News

Menko PMK ke Pekerja Migran RI: Jangan Nekat Berangkat Sebelum Cukup Bekal

Menko PMK Muhadjir Effendy menyoroti nekatnya para pekerja migran Indonesia (PMI) mengadu nasib di negara orang dengan bekal yang minim.


Menko PMK ke Pekerja Migran RI: Jangan Nekat Berangkat Sebelum Cukup Bekal
Menko PMK Muhadjir Effendy. (Istimewa)

AKURAT.CO Menteri Koordinator Bidang Pembangunan Manusia dan Kebudayaan (Menko PMK) Muhadjir Effendy menyoroti nekatnya para pekerja migran Indonesia (PMI) mengadu nasib di negara orang dengan bekal yang minim.

Hal itu bisa menyebabkan kerentanan bagi para PMI. Sebab, banyak masalah muncul di kemudian hari lantaran minimnya kemampuan PMI saat bekerja di luar negeri. 

Dia menyebut ada beberapa hal yang menyebabkan PMI mengalami masalah. Antara lain, minimnya kemampuan bahasa yang dimiliki PMI sehingga seringkali menghambat komunikasi.

"Yang paling penting memang dari PMI itu sendiri.

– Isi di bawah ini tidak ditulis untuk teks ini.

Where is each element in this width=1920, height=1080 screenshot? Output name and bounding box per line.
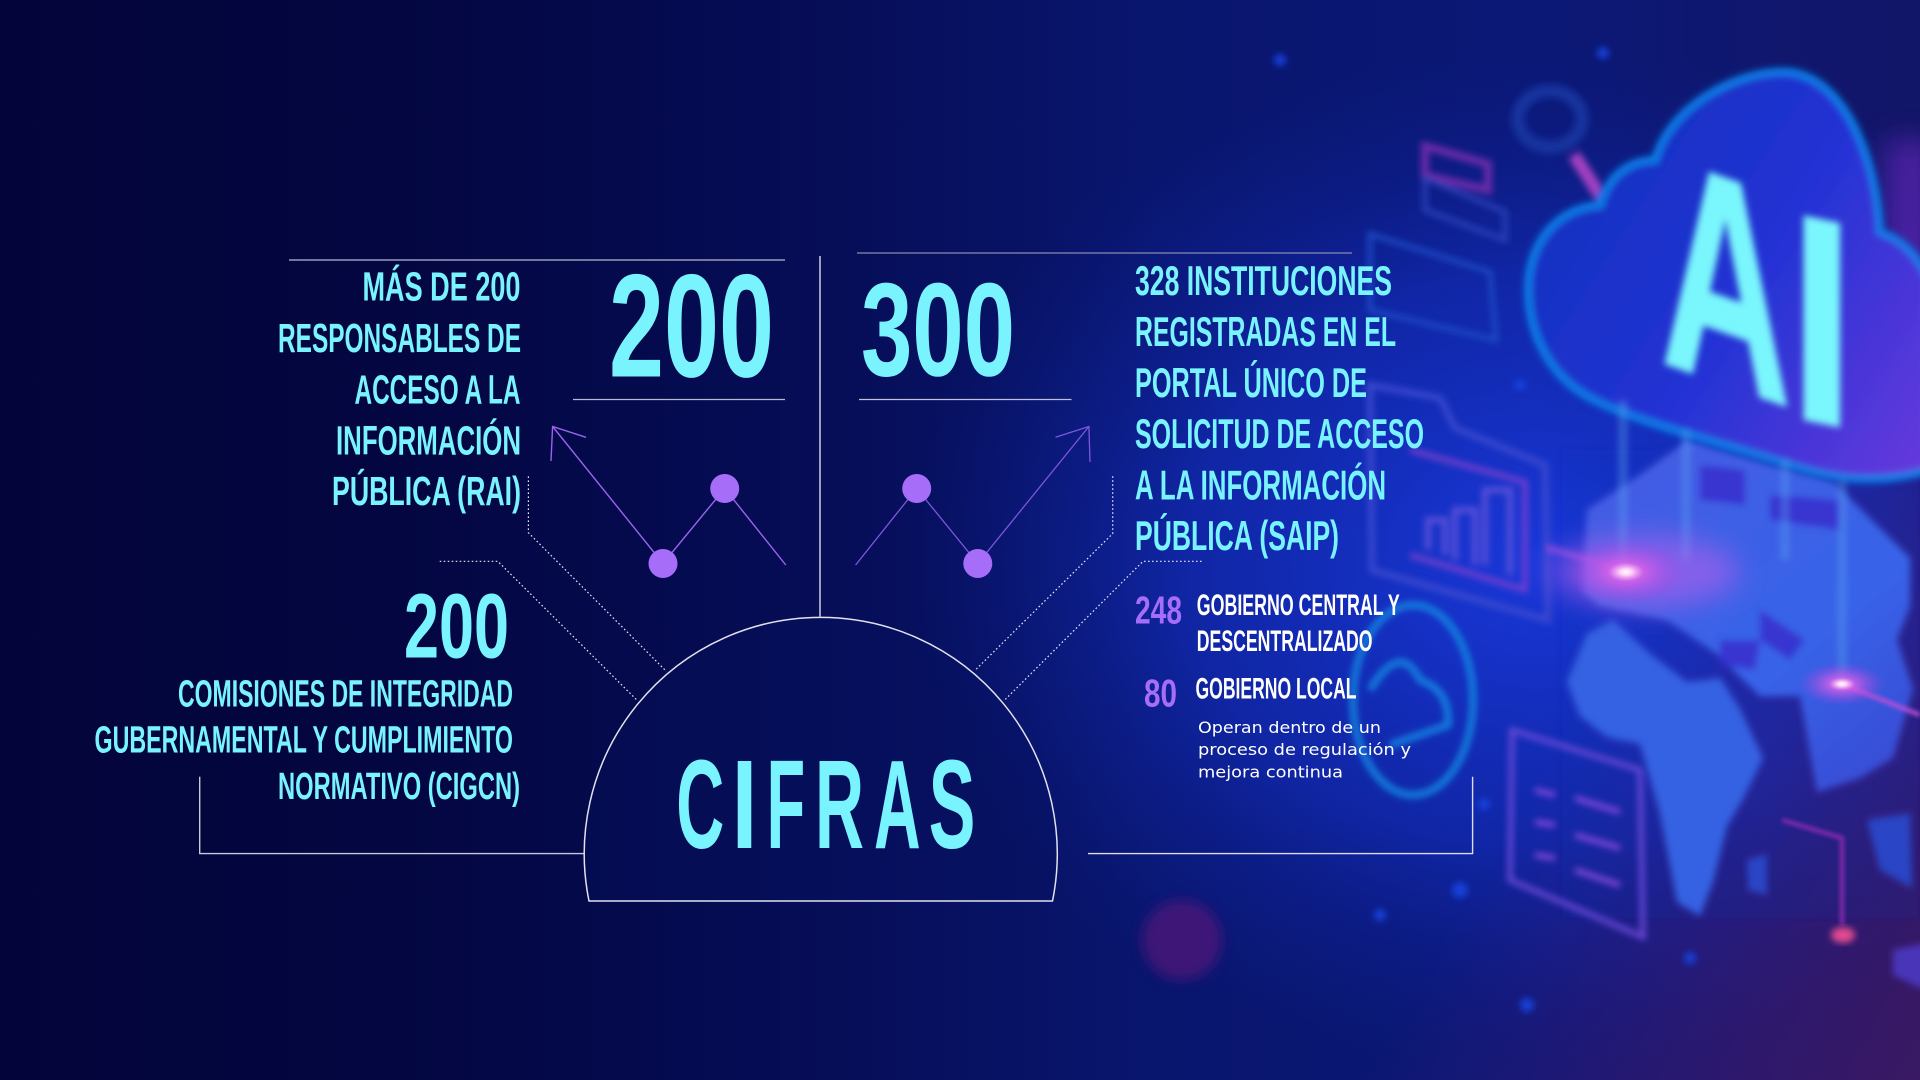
text: operan dentro: proceso de regulación y <box>1198 740 1411 759</box>
title <box>676 734 975 875</box>
text: instituciones registradas: REGISTRADAS EN EL <box>1135 308 1396 355</box>
big number 300: 300 <box>861 256 1015 404</box>
illustration: blurred AI cloud and world map <box>1142 47 1920 1012</box>
icon: checklist document <box>1510 730 1643 937</box>
title: A <box>874 734 921 875</box>
text: operan dentro: Operan dentro de un <box>1198 718 1381 737</box>
panel: left group <box>94 244 786 854</box>
small background dots <box>1274 47 1696 1012</box>
text: responsables de acceso <box>278 264 521 514</box>
title: S <box>929 734 975 875</box>
text: responsables de acceso: INFORMACIÓN <box>336 418 521 464</box>
left bracket <box>200 777 584 854</box>
text: comisiones de integridad: NORMATIVO (CIGCN) <box>278 766 520 808</box>
stat: 80 gobierno local: GOBIERNO LOCAL <box>1196 672 1356 705</box>
title: R <box>815 734 864 875</box>
right sub rule <box>859 398 1072 400</box>
text: instituciones registradas: PORTAL ÚNICO DE <box>1135 358 1367 406</box>
stat: 248 gobierno central: GOBIERNO CENTRAL Y <box>1197 589 1400 622</box>
title: F <box>767 734 805 875</box>
text: instituciones registradas: SOLICITUD DE ACCESO <box>1135 410 1424 457</box>
text: comisiones de integridad <box>94 674 520 808</box>
text: instituciones registradas: 328 INSTITUCIONES <box>1135 257 1392 304</box>
text: comisiones de integridad: COMISIONES DE INTEGRIDAD <box>178 674 513 716</box>
stat: 80 gobierno local: 80 <box>1144 673 1177 716</box>
big number 200: 200 <box>609 244 774 408</box>
stat: 248 gobierno central: 248 <box>1135 589 1182 632</box>
text: instituciones registradas <box>1135 257 1424 559</box>
left chart line with arrow <box>551 426 786 578</box>
title: C <box>676 734 724 875</box>
icon: small cloud circle <box>1353 605 1473 795</box>
right chart line with arrow <box>856 426 1090 578</box>
AI lettering: I <box>1788 149 1856 493</box>
text: instituciones registradas: PÚBLICA (SAIP) <box>1135 511 1339 559</box>
dotted connectors left <box>440 476 666 700</box>
dotted connectors right <box>975 476 1202 700</box>
text: responsables de acceso: RESPONSABLES DE <box>278 315 521 361</box>
stat: 248 gobierno central: DESCENTRALIZADO <box>1197 625 1372 658</box>
world map <box>1560 441 1920 990</box>
left top rule <box>289 260 785 400</box>
icon: magnifier <box>1518 91 1605 203</box>
right top rule <box>857 252 1352 254</box>
stat: 80 gobierno local <box>1144 672 1356 716</box>
panel: right group <box>856 253 1473 854</box>
AI lettering <box>1661 92 1856 493</box>
stat: 248 gobierno central <box>1135 589 1400 658</box>
text: operan dentro: mejora continua <box>1198 762 1343 782</box>
circuit lines and glowing nodes <box>1550 400 1920 943</box>
text: operan dentro <box>1198 718 1411 782</box>
text: responsables de acceso: MÁS DE 200 <box>362 264 520 310</box>
dome with title <box>584 617 1057 901</box>
number 200 comisiones: 200 <box>404 576 509 678</box>
icon: document stack <box>1370 146 1505 340</box>
center divider <box>819 256 821 616</box>
text: responsables de acceso: PÚBLICA (RAI) <box>332 468 521 514</box>
right bracket <box>1088 777 1473 854</box>
icon: decorative circle <box>1142 900 1222 980</box>
text: comisiones de integridad: GUBERNAMENTAL Y CUMPLIMIENTO <box>94 720 513 762</box>
icon: folder with bars <box>1370 385 1625 620</box>
AI lettering: A <box>1661 92 1790 469</box>
text: instituciones registradas: A LA INFORMACIÓN <box>1135 460 1386 508</box>
icon: AI cloud <box>1528 72 1920 493</box>
text: responsables de acceso: ACCESO A LA <box>354 366 520 412</box>
title: I <box>732 734 758 875</box>
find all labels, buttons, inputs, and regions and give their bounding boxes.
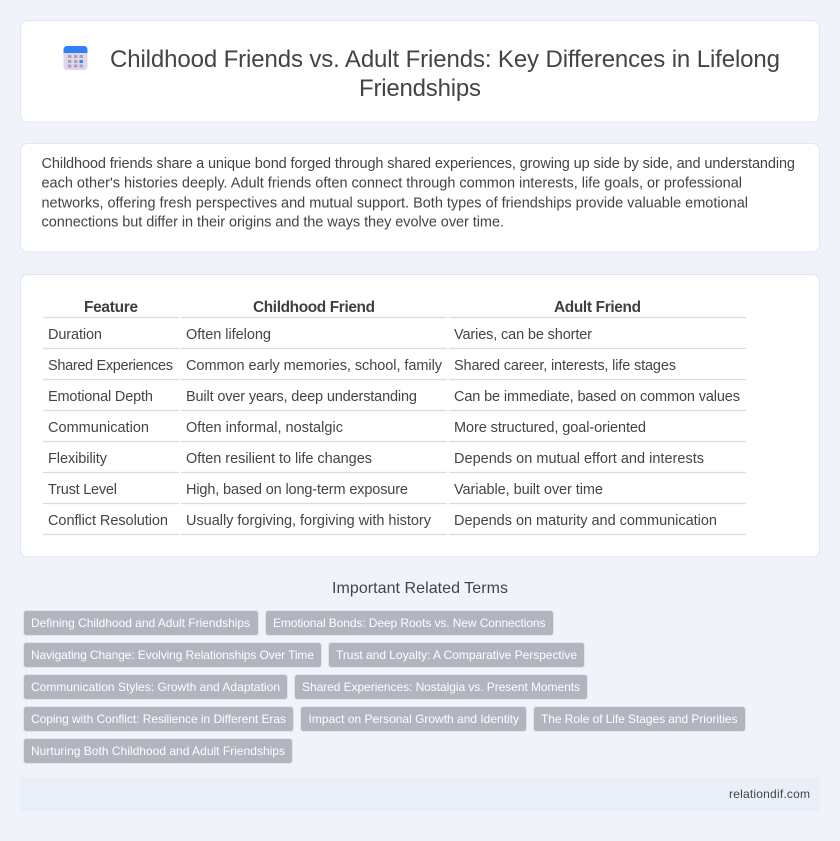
tag: Communication Styles: Growth and Adaptation <box>31 680 280 694</box>
panel: title header <box>20 20 820 122</box>
tag <box>294 674 588 700</box>
row: trust level <box>48 482 603 498</box>
tag: Trust and Loyalty: A Comparative Perspective <box>336 648 577 662</box>
icon: calendar <box>64 46 88 70</box>
tag: Shared Experiences: Nostalgia vs. Present Moments <box>302 680 580 694</box>
row: emotional depth: Emotional Depth <box>48 389 153 405</box>
tag <box>24 642 322 668</box>
tag: Nurturing Both Childhood and Adult Friendships <box>31 744 285 758</box>
footer: relationdif.com <box>729 787 810 801</box>
row: duration: Often lifelong <box>186 327 271 343</box>
related term tags <box>24 610 746 764</box>
panel: introduction <box>20 144 820 252</box>
tag <box>24 706 294 732</box>
row: conflict resolution: Depends on maturity and communication <box>454 513 717 529</box>
tag: Coping with Conflict: Resilience in Different Eras <box>31 712 286 726</box>
title: Childhood Friends vs. Adult Friends: Key Differences in Lifelong <box>110 46 780 73</box>
tag: The Role of Life Stages and Priorities <box>541 712 738 726</box>
row: conflict resolution: Usually forgiving, forgiving with history <box>186 513 432 529</box>
row: shared experiences: Common early memories, school, family <box>186 358 443 374</box>
table header row <box>84 299 641 316</box>
intro text block <box>42 156 795 230</box>
tag: Navigating Change: Evolving Relationships Over Time <box>31 648 314 662</box>
row: communication: Communication <box>48 420 149 436</box>
row: communication: Often informal, nostalgic <box>186 420 343 436</box>
tag <box>24 610 258 636</box>
tag: Impact on Personal Growth and Identity <box>308 712 519 726</box>
row: shared experiences <box>48 358 676 374</box>
tag <box>266 610 554 636</box>
row: shared experiences: Shared Experiences <box>48 358 173 374</box>
tag <box>24 738 292 764</box>
row: flexibility: Flexibility <box>48 451 108 467</box>
title: Friendships <box>359 75 481 102</box>
row: communication: More structured, goal-oriented <box>454 420 646 436</box>
intro text block: networks, offering fresh perspectives and mutual support. Both types of friendships provide valuable emotional <box>42 196 748 212</box>
intro text block: connections but differ in their origins and the ways they evolve over time. <box>42 214 504 230</box>
footer <box>20 777 820 811</box>
intro text block: each other's histories deeply. Adult friends often connect through common interests, life goals, or professional <box>42 176 742 192</box>
row: communication <box>48 420 646 436</box>
row: conflict resolution <box>48 513 717 529</box>
tag: Emotional Bonds: Deep Roots vs. New Connections <box>273 616 546 630</box>
row: duration: Varies, can be shorter <box>454 327 592 343</box>
row: conflict resolution: Conflict Resolution <box>48 513 168 529</box>
row: flexibility: Often resilient to life changes <box>186 451 372 467</box>
tag: Defining Childhood and Adult Friendships <box>31 616 250 630</box>
row: duration <box>48 327 592 343</box>
intro text block: Childhood friends share a unique bond forged through shared experiences, growing up side by side, and understanding <box>42 156 795 172</box>
tag <box>24 674 288 700</box>
panel: comparison table <box>20 274 820 557</box>
row: emotional depth: Built over years, deep understanding <box>186 389 417 405</box>
table header row: Childhood Friend <box>253 299 375 316</box>
heading: related terms: Important Related Terms <box>332 580 508 597</box>
row: shared experiences: Shared career, interests, life stages <box>454 358 676 374</box>
row: emotional depth <box>48 389 740 405</box>
row: emotional depth: Can be immediate, based on common values <box>454 389 740 405</box>
row: trust level: High, based on long-term exposure <box>186 482 408 498</box>
row: flexibility: Depends on mutual effort and interests <box>454 451 704 467</box>
table header row: Feature <box>84 299 138 316</box>
row: duration: Duration <box>48 327 102 343</box>
row: trust level: Variable, built over time <box>454 482 603 498</box>
title <box>110 46 780 102</box>
tag <box>300 706 526 732</box>
row: flexibility <box>48 451 704 467</box>
table header row: Adult Friend <box>554 299 641 316</box>
tag <box>534 706 746 732</box>
row: trust level: Trust Level <box>48 482 117 498</box>
tag <box>328 642 584 668</box>
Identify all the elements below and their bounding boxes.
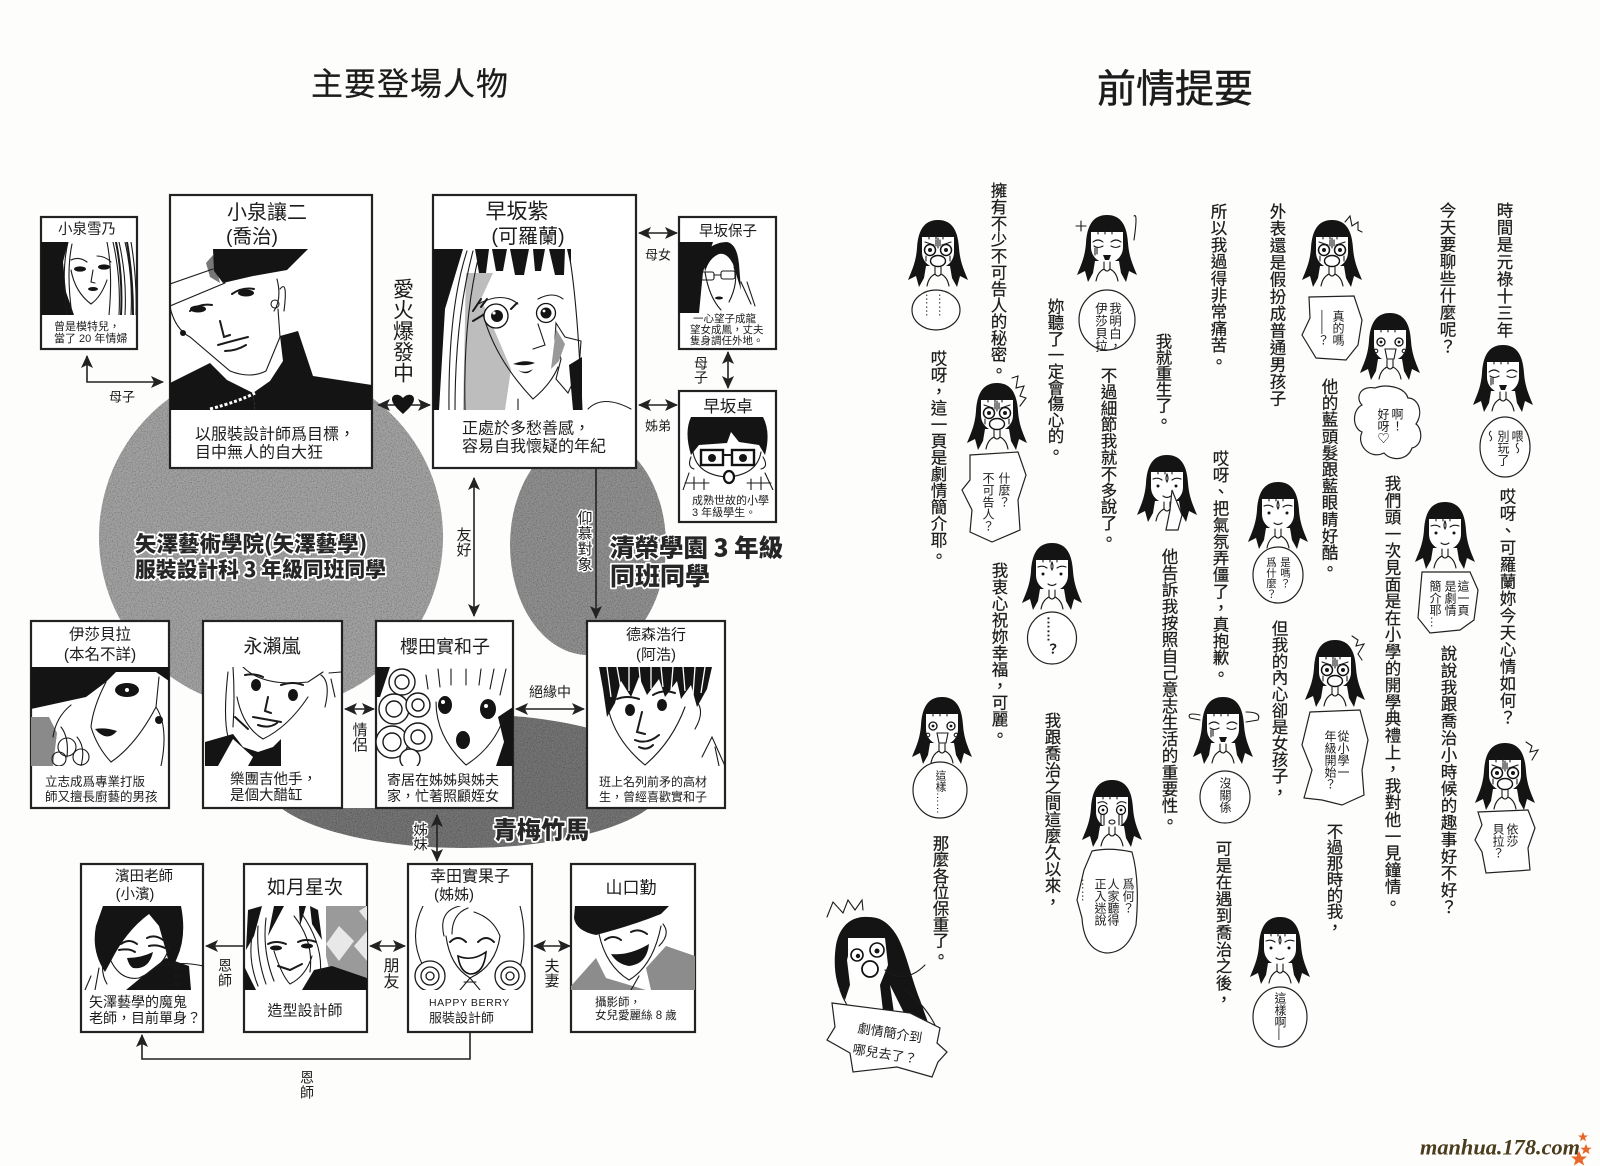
story text columns: 妳聽了一定會傷心的。 — [1045, 298, 1064, 460]
panel: Suguru Hayasaka — [679, 391, 776, 522]
title: story so far: 前情提要 — [1097, 68, 1253, 112]
caption — [692, 493, 769, 519]
bubble text: 我明白， — [1107, 302, 1121, 352]
name: 櫻田實和子 — [400, 637, 490, 657]
caption — [45, 774, 158, 804]
relation label: 母子 — [693, 356, 709, 384]
bubble text: 別玩了 — [1496, 430, 1510, 466]
caption: 正處於多愁善感， — [462, 418, 590, 438]
relation label: 夫妻 — [542, 958, 560, 988]
chibi: happy girl with cloud bubble — [1354, 313, 1421, 459]
name: 小泉雪乃 — [58, 221, 116, 238]
icon: stars — [1571, 1132, 1592, 1166]
relation label: 恩師 — [299, 1070, 315, 1100]
long hair — [835, 917, 930, 1028]
chibi: puzzled girl — [1022, 543, 1082, 664]
bubble text: 爲何？ — [1121, 878, 1135, 914]
bubble text: 不可告人？ — [981, 472, 995, 532]
story text columns: 哎呀，這一頁是劇情簡介耶。 — [928, 350, 947, 564]
story text columns: 但我的內心卻是女孩子， — [1269, 620, 1288, 800]
name: 山口勤 — [606, 878, 656, 898]
arrow: mentor (Kisaragi to Hamada) — [206, 946, 244, 988]
chibi: what? — [962, 376, 1027, 542]
arrow: friends (Kisaragi and Mikako) — [370, 946, 405, 989]
caption — [595, 995, 677, 1022]
bubble text — [1376, 408, 1404, 444]
bubble text: 喂～ — [1510, 430, 1524, 454]
relation: love in bloom: 愛火爆發中 — [390, 278, 414, 383]
bubble text: …… — [936, 293, 950, 317]
relation label: 情侶 — [350, 722, 368, 752]
story text columns: 可是在遇到喬治之後， — [1213, 840, 1232, 1008]
bubble text: 依莎 — [1505, 822, 1519, 847]
nickname: (本名不詳) — [64, 646, 136, 664]
caption: 矢澤藝學的魔鬼 — [89, 994, 187, 1010]
bubble — [1253, 987, 1307, 1047]
bubble — [1480, 417, 1530, 477]
title: main characters: 主要登場人物 — [311, 66, 509, 102]
bubble — [1253, 547, 1303, 603]
caption: 老師，目前單身？ — [89, 1010, 201, 1026]
dark ellipse: childhood friends — [282, 716, 648, 848]
name: 幸田實果子 — [430, 866, 510, 886]
circle label: Seiei classmates: 同班同學 — [610, 557, 710, 593]
caption: 服裝設計師 — [429, 1010, 494, 1026]
bubble text: 人家聽得 — [1106, 878, 1120, 926]
relation label: 姊弟 — [645, 418, 671, 434]
name: 早坂紫 — [486, 200, 548, 224]
bubble text: 好呀♡ — [1376, 408, 1390, 444]
arrow: friends — [454, 478, 474, 616]
chibi: sweating, silent — [908, 220, 968, 330]
bubble — [1475, 810, 1535, 873]
story text columns — [928, 182, 1516, 1008]
bubble text — [1079, 878, 1135, 927]
bubble text — [1428, 579, 1470, 628]
bubble text — [1483, 430, 1524, 466]
arrow: mother and daughter — [639, 233, 677, 262]
bubble text — [923, 293, 950, 317]
caption: 寄居在姊姊與姊夫 — [387, 772, 499, 788]
bubble text: 是劇情 — [1443, 580, 1457, 617]
story text columns: 哎呀、把氣氛弄僵了，真抱歉。 — [1210, 450, 1229, 682]
caption: 以服裝設計師爲目標， — [195, 426, 355, 444]
circle label: Yazawa Art classmates: 矢澤藝術學院(矢澤藝學) — [135, 528, 367, 558]
caption: 曾是模特兒， — [54, 319, 120, 333]
name: 早坂卓 — [703, 397, 753, 416]
bubble text: 爲什麼？ — [1265, 557, 1277, 599]
arrow with heart — [378, 404, 430, 406]
chibi: teasing girl with bubble — [1473, 345, 1533, 477]
caption: 隻身調任外地。 — [690, 334, 764, 347]
chibi: I understand, Isabella — [1076, 215, 1137, 352]
chibi: Isabella? — [1475, 742, 1538, 873]
chibi: this page is a synopsis — [1415, 502, 1478, 633]
relation: love in bloom — [378, 278, 430, 414]
story text columns: 說說我跟喬治小時候的趣事好不好？ — [1438, 645, 1457, 915]
arrow: mother and son (Hayasaka) — [693, 352, 728, 388]
bubble — [912, 290, 960, 330]
story text columns: 我們頭一次見面是在小學的開學典禮上，我對他一見鐘情。 — [1382, 475, 1401, 912]
caption: 造型設計師 — [267, 1002, 343, 1020]
bubble — [1028, 612, 1076, 664]
bubble text — [1491, 822, 1519, 859]
bubble — [1200, 771, 1250, 823]
bubble text — [981, 472, 1011, 532]
sign text: 哪兒去了？ — [852, 1042, 918, 1066]
bubble text: ……？ — [1044, 616, 1060, 655]
relation label: 絕緣中 — [529, 684, 571, 700]
bubble text: 簡介耶… — [1428, 579, 1442, 628]
nickname: (小濱) — [116, 886, 154, 903]
portrait — [679, 242, 756, 313]
story text columns: 哎呀、可羅蘭妳今天心情如何？ — [1497, 488, 1516, 726]
bubble text: 真的嗎 — [1331, 310, 1345, 347]
caption: 一心望子成龍 — [693, 312, 756, 325]
panel: Yukino Koizumi — [41, 217, 137, 349]
bubble — [1418, 572, 1478, 633]
name: 德森浩行 — [626, 626, 686, 644]
chibi: shouting girl with sign — [827, 900, 947, 1077]
portrait — [31, 667, 169, 766]
nickname: (姊姊) — [434, 886, 474, 904]
gray circle: Yazawa Art classmates — [99, 365, 443, 709]
chibi: I see — [1250, 917, 1310, 1047]
bubble — [1302, 710, 1368, 805]
panel: Joji Koizumi — [170, 195, 372, 468]
circle label: Yazawa Art classmates: 服裝設計科 3 年級同班同學 — [135, 553, 386, 583]
bubble text: 貝拉？ — [1491, 823, 1505, 859]
circle label: Yazawa Art classmates — [135, 528, 386, 583]
caption — [54, 319, 127, 345]
circle label: Seiei classmates — [610, 530, 783, 593]
bubble — [1302, 296, 1362, 360]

Jangan sampai nekat berangkat sebelum bekal yang cukup dia dapatkan, baik dari pihak yang akan mengirim ataupun yang akan menerima dia sebagai tenaga kerja di situ," ujarnya saat menjadi narasumber Rakornas Badan Perlindungan Pekerja Migran Indonesia (BP2MI) di Hotel Interkontinental, Bandung, Kamis (7/10/2021).

Menurut Muhadjir, pemerintah terus berupaya memberikan jaminan hak, rasa aman dan nyaman bagi PMI. Dalam hal ini, BP2MI bertanggung jawab memastikan bahwa tidak boleh ada PMI yang berangkat sebelum benar-benar memiliki prasyarat untuk bisa bertahan hidup di samping kemampuan atau keahlian PMI dalam bidang pekerjaan masing-masing.

Menko PMK pun menyampaikan masih banyak pekerjaan rumah yang harus diselesaikan terkait permasalahan PMI. Namun hal itu tidak bisa hanya dibebankan kepada BP2MI, melainkan seluruh pihak termasuk Kementerian Ketenagakerjaan.

"Saya juga masih akan mempelajari bagaimana sebetulnya mata rantai, peta penanganan masalah ini. Kemenko PMK tidak bisa secara eksplisit menyelesaikan masalah ini, tapi saya akan bicara dengan kementerian terkait mudah-mudahan kita bisa terus berupaya keras untuk memperbaiki dan mengatasi ini dengan lebih baik," tegasnya.

Ia menegaskan, sesuai amanat UU dan maupun amanat Presiden Jokowi, PMI yang digadang sebagai pahlawan devisa bagi negara justru malah tidak mendapatkan haknya atas perlindungan serta rasa aman, dan nyaman terutama saat bekerja di luar negeri.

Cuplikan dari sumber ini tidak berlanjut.